Generally, face-to-face interactions tend to increase customer loyalty, so if a generation does not frequently interact with store employees, its ratings of the in-person service, when they do experience it, will be lower. To some degree, this observation may explain the paradox that millennials report lower ratings of "excellent" and "good" for the service they receive in post offices (76%) than younger Americans' ratings of "excellent" and "good" for the job the U.S. Postal Service is doing overall (81%). Older Americans, who tend to visit the post office more frequently, demonstrate a paradox in high customer service scores, but they showed less support for the job USPS is doing overall -- 65% rating it as excellent or good.
The lowest variance of customer service ratings across generations is for clothing/retail stores, with "excellent" ratings ranging from 76% to 83%. This relative consistency could stem from these businesses targeting certain audiences -- and their sales forces have dedicated, iterative interactions with the customer base, so the customer service is more targeted to the intended audience. For example, clothing stores designed for younger shoppers may not appeal to older Americans, and their sales forces may be less likely to successfully cater to those older customers.

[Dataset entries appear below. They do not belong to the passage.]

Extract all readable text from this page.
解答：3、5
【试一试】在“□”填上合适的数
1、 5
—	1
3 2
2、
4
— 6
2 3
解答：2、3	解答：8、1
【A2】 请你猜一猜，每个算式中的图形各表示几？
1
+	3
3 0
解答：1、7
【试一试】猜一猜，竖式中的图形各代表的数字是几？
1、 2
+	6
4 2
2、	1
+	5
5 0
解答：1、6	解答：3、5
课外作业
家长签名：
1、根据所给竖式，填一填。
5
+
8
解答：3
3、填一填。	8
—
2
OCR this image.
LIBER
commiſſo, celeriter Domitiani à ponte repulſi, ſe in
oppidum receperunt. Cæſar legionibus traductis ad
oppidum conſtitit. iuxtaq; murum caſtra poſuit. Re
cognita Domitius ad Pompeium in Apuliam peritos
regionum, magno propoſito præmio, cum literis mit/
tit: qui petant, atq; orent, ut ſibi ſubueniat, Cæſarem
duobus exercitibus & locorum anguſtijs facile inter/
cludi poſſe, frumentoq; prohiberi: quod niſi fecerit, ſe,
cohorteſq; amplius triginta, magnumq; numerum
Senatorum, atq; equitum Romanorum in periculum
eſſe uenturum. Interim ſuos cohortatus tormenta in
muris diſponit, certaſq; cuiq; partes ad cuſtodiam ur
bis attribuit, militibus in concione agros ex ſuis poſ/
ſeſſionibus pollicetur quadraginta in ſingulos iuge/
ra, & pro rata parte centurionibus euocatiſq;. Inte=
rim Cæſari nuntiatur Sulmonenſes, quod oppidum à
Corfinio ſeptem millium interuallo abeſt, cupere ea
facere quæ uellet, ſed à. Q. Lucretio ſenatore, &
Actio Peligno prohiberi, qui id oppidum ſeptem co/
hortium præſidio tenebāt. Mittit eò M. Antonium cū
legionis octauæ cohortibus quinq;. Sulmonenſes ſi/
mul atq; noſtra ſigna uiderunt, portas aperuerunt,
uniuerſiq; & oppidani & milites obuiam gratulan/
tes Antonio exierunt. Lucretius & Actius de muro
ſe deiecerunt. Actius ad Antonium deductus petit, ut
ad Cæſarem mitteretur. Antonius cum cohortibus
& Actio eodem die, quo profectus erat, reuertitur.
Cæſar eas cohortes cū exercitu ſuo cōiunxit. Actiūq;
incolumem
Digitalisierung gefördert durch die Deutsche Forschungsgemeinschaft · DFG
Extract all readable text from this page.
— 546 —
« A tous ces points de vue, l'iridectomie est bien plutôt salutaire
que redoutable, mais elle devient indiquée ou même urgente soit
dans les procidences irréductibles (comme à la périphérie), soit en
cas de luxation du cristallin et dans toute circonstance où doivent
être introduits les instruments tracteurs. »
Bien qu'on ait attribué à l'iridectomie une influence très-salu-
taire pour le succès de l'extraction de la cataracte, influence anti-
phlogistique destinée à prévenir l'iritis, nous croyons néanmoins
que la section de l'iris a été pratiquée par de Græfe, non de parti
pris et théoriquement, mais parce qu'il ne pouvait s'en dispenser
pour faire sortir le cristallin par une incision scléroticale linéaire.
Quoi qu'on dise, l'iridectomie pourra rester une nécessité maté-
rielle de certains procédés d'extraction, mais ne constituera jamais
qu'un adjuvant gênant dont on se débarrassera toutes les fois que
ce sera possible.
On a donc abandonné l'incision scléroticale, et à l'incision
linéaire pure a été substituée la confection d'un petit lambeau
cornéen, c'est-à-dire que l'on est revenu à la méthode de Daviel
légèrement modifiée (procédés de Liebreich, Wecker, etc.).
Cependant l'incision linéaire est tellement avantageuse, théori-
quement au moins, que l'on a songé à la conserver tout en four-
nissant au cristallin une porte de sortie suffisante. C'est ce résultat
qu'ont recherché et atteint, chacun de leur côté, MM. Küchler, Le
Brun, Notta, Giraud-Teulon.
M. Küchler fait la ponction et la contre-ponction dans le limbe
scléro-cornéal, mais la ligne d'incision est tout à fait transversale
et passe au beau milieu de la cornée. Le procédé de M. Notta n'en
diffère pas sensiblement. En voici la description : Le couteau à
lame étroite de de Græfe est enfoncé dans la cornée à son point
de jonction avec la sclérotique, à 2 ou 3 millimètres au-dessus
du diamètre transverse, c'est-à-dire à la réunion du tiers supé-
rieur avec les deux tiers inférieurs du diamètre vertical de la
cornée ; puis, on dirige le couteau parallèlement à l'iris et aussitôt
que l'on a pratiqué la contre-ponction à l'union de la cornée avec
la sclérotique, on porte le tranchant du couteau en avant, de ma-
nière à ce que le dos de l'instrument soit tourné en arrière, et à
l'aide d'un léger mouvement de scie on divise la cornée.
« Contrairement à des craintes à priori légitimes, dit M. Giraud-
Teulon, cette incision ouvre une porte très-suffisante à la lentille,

The nature of customer service in the U.S. is changing rapidly, as more Americans are making purchases online and as businesses implement self-service options at various customer touchpoints. These changes are likely affecting the frequency and type of visits to certain time-honored institutions. For instance, the ability to download and print stamps, and schedule pickups and manage mail delivery online make visiting the post office unnecessary for many customers.
While these changes may improve efficiency in the customer transaction, it means that in-person customer service will have increasingly less influence on how brands are perceived. As the generations shift with millennials becoming an even larger proportion of the customer population, it is incumbent upon these types of businesses to evolve with these key demographic preferences.
At the same time, brick-and-mortar businesses are likely to remain in some form, and research has shown that unsatisfactory customer service is the major issue causing customers to stop buying a product or using a service. So, while these businesses transform with the times, strategic investments in customer service cannot be forgotten.
Results for this Gallup poll are based on telephone interviews conducted Oct. 26-Nov. 3, 2015, on the Gallup U.S. Daily survey, with a random sample of 3,572 adults, aged 18 and older, living in all 50 U.S. states and the District of Columbia. For results based on the total sample of national adults, the margin of sampling error is ±2 percentage points at the 95% confidence level. All reported margins of sampling error include computed design effects for weighting.
Each sample of national adults includes a minimum quota of 60% cellphone respondents and 40% landline respondents, with additional minimum quotas by time zone within region. Landline and cellular telephone numbers are selected using random-digit-dial methods.